Le Copyright Office est l’administration fédérale chargée des questions de droit d’auteur aux États-Unis. Son rôle ne se limite pas à l’enregistrement des œuvres : il éclaire le Congrès et les décideurs publics, publie des analyses juridiques et participe à la définition du cadre dans lequel créateurs, éditeurs et entreprises technologiques évoluent.

Shira Perlmutter occupait la fonction de Register of Copyrights, c’est-à-dire la direction de cette institution. Son départ forcé a immédiatement été interprété par des observateurs comme le signe de tensions entre deux visions : d’un côté, la volonté d’accélérer le développement de l’IA américaine, de l’autre, la nécessité de rémunérer ou de protéger les titulaires de droits lorsque leurs œuvres servent à alimenter cette technologie.

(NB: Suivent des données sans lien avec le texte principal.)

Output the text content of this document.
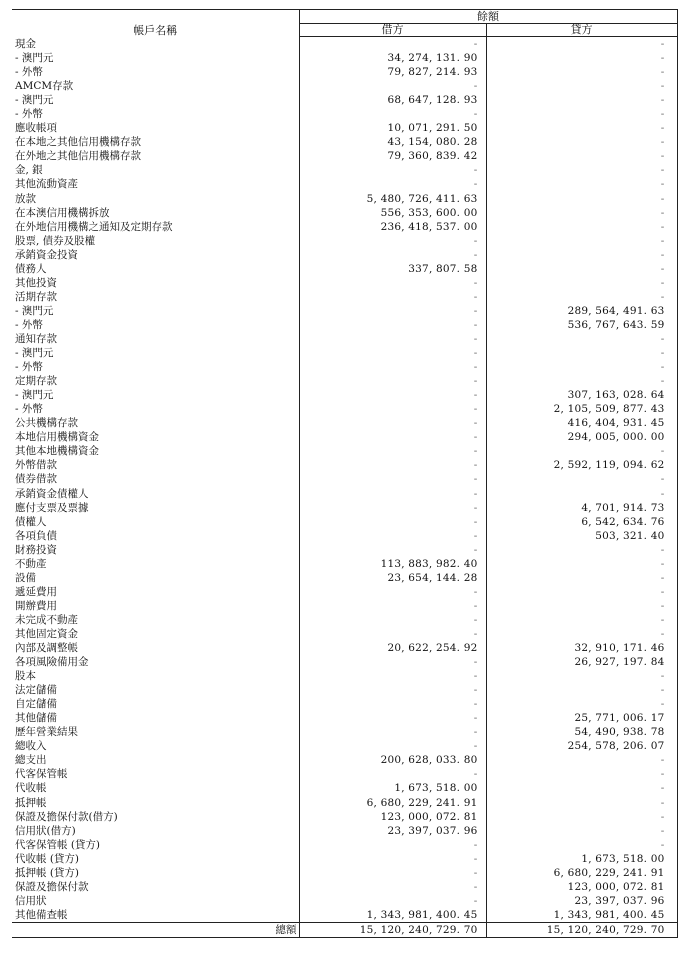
帳戶名稱	餘額	
	借方	貸方
現金	-	-
- 澳門元	34, 274, 131. 90	-
- 外幣	79, 827, 214. 93	-
AMCM存款	-	-
- 澳門元	68, 647, 128. 93	-
- 外幣	-	-
應收帳項	10, 071, 291. 50	-
在本地之其他信用機構存款	43, 154, 080. 28	-
在外地之其他信用機構存款	79, 360, 839. 42	-
金, 銀	-	-
其他流動資產	-	-
放款	5, 480, 726, 411. 63	-
在本澳信用機構拆放	556, 353, 600. 00	-
在外地信用機構之通知及定期存款	236, 418, 537. 00	-
股票, 債券及股權	-	-
承銷資金投資	-	-
債務人	337, 807. 58	-
其他投資	-	-
活期存款	-	-
- 澳門元	-	289, 564, 491. 63
- 外幣	-	536, 767, 643. 59
通知存款	-	-
- 澳門元	-	-
- 外幣	-	-
定期存款	-	-
- 澳門元	-	307, 163, 028. 64
- 外幣	-	2, 105, 509, 877. 43
公共機構存款	-	416, 404, 931. 45
本地信用機構資金	-	294, 005, 000. 00
其他本地機構資金	-	-
外幣借款	-	2, 592, 119, 094. 62
債券借款	-	-
承銷資金債權人	-	-
應付支票及票據	-	4, 701, 914. 73
債權人	-	6, 542, 634. 76
各項負債	-	503, 321. 40
財務投資	-	-
不動產	113, 883, 982. 40	-
設備	23, 654, 144. 28	-
遞延費用	-	-
開辦費用	-	-
未完成不動產	-	-
其他固定資金	-	-
內部及調整帳	20, 622, 254. 92	32, 910, 171. 46
各項風險備用金	-	26, 927, 197. 84
股本	-	-
法定儲備	-	-
自定儲備	-	-
其他儲備	-	25, 771, 006. 17
歷年營業結果	-	54, 490, 938. 78
總收入	-	254, 578, 206. 07
總支出	200, 628, 033. 80	-
代客保管帳	-	-
代收帳	1, 673, 518. 00	-
抵押帳	6, 680, 229, 241. 91	-
保證及擔保付款(借方)	123, 000, 072. 81	-
信用狀(借方)	23, 397, 037. 96	-
代客保管帳 (貸方)	-	-
代收帳 (貸方)	-	1, 673, 518. 00
抵押帳 (貸方)	-	6, 680, 229, 241. 91
保證及擔保付款	-	123, 000, 072. 81
信用狀	-	23, 397, 037. 96
其他備查帳	1, 343, 981, 400. 45	1, 343, 981, 400. 45
總額	15, 120, 240, 729. 70	15, 120, 240, 729. 70
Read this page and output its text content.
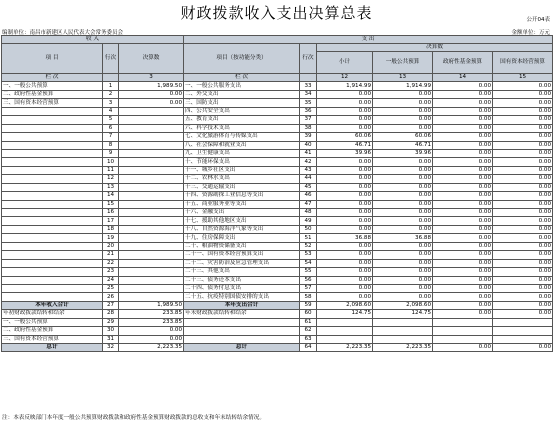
财政拨款收入支出决算总表	公开04表
编制单位：南昌市新建区人民代表大会常务委员会	金额单位：万元
收 入			支 出					
项 目	行次	决算数	项目（按功能分类）	行次	决算数			
					小计	一般公共预算	政府性基金预算	国有资本经营预算
栏 次		3	栏 次		12	13	14	15
一、一般公共预算	1	1,989.50	一、一般公共服务支出	33	1,914.99	1,914.99	0.00	0.00
二、政府性基金预算	2	0.00	二、外交支出	34	0.00	0.00	0.00	0.00
三、国有资本经营预算	3	0.00	三、国防支出	35	0.00	0.00	0.00	0.00
	4		四、公共安全支出	36	0.00	0.00	0.00	0.00
	5		五、教育支出	37	0.00	0.00	0.00	0.00
	6		六、科学技术支出	38	0.00	0.00	0.00	0.00
	7		七、文化旅游体育与传媒支出	39	60.06	60.06	0.00	0.00
	8		八、社会保障和就业支出	40	46.71	46.71	0.00	0.00
	9		九、卫生健康支出	41	39.96	39.96	0.00	0.00
	10		十、节能环保支出	42	0.00	0.00	0.00	0.00
	11		十一、城乡社区支出	43	0.00	0.00	0.00	0.00
	12		十二、农林水支出	44	0.00	0.00	0.00	0.00
	13		十三、交通运输支出	45	0.00	0.00	0.00	0.00
	14		十四、资源勘探工业信息等支出	46	0.00	0.00	0.00	0.00
	15		十五、商业服务业等支出	47	0.00	0.00	0.00	0.00
	16		十六、金融支出	48	0.00	0.00	0.00	0.00
	17		十七、援助其他地区支出	49	0.00	0.00	0.00	0.00
	18		十八、自然资源海洋气象等支出	50	0.00	0.00	0.00	0.00
	19		十九、住房保障支出	51	36.88	36.88	0.00	0.00
	20		二十、粮油物资储备支出	52	0.00	0.00	0.00	0.00
	21		二十一、国有资本经营预算支出	53	0.00	0.00	0.00	0.00
	22		二十二、灾害防治及应急管理支出	54	0.00	0.00	0.00	0.00
	23		二十三、其他支出	55	0.00	0.00	0.00	0.00
	24		二十三、债务还本支出	56	0.00	0.00	0.00	0.00
	25		二十四、债务付息支出	57	0.00	0.00	0.00	0.00
	26		二十五、抗疫特别国债安排的支出	58	0.00	0.00	0.00	0.00
本年收入合计	27	1,989.50	本年支出合计	59	2,098.60	2,098.60	0.00	0.00
年初财政拨款结转和结余	28	233.85	年末财政拨款结转和结余	60	124.75	124.75	0.00	0.00
一、一般公共预算	29	233.85		61				
二、政府性基金预算	30	0.00		62				
三、国有资本经营预算	31	0.00		63				
总计	32	2,223.35	总计	64	2,223.35	2,223.35	0.00	0.00
注：本表反映部门本年度一般公共预算财政拨款和政府性基金预算财政拨款的总收支和年末结转结余情况。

La chronologie explique la force de cette réaction.

DateÉvénementPourquoi c’est important
Janvier 2025Le Copyright Office publie une partie de ses travaux sur la possibilité de protéger les contenus produits avec l’aide de l’IA.L’institution rappelle que le droit d’auteur américain repose d’abord sur une contribution humaine identifiable.
8 mai 2025Carla Hayden, bibliothécaire du Congrès, est évincée.Le Copyright Office est rattaché à la Bibliothèque du Congrès.
9 mai 2025Le Copyright Office publie une version anticipée de son rapport sur l’IA générative et l’entraînement des modèles.Le document analyse le rôle du fair use et l’éventuelle nécessité de licences.
10 mai 2025Shira Perlmutter est informée de la fin de ses fonctions.La proximité avec la publication du rapport nourrit les interrogations sur l’indépendance de l’expertise publique.

Pour Alexandra Bensamoun, professeure et spécialiste de ces enjeux, la rapidité de cette éviction s’inscrit dans un climat hostile à une protection exigeante du droit d’auteur face à l’IA. La question est institutionnelle autant que juridique : lorsqu’une administration produit une analyse nuancée sur un sujet devenu stratégique, son autonomie devient elle-même un enjeu de débat.

Pourquoi l’entraînement d’une IA pose-t-il un problème de droit d’auteur ?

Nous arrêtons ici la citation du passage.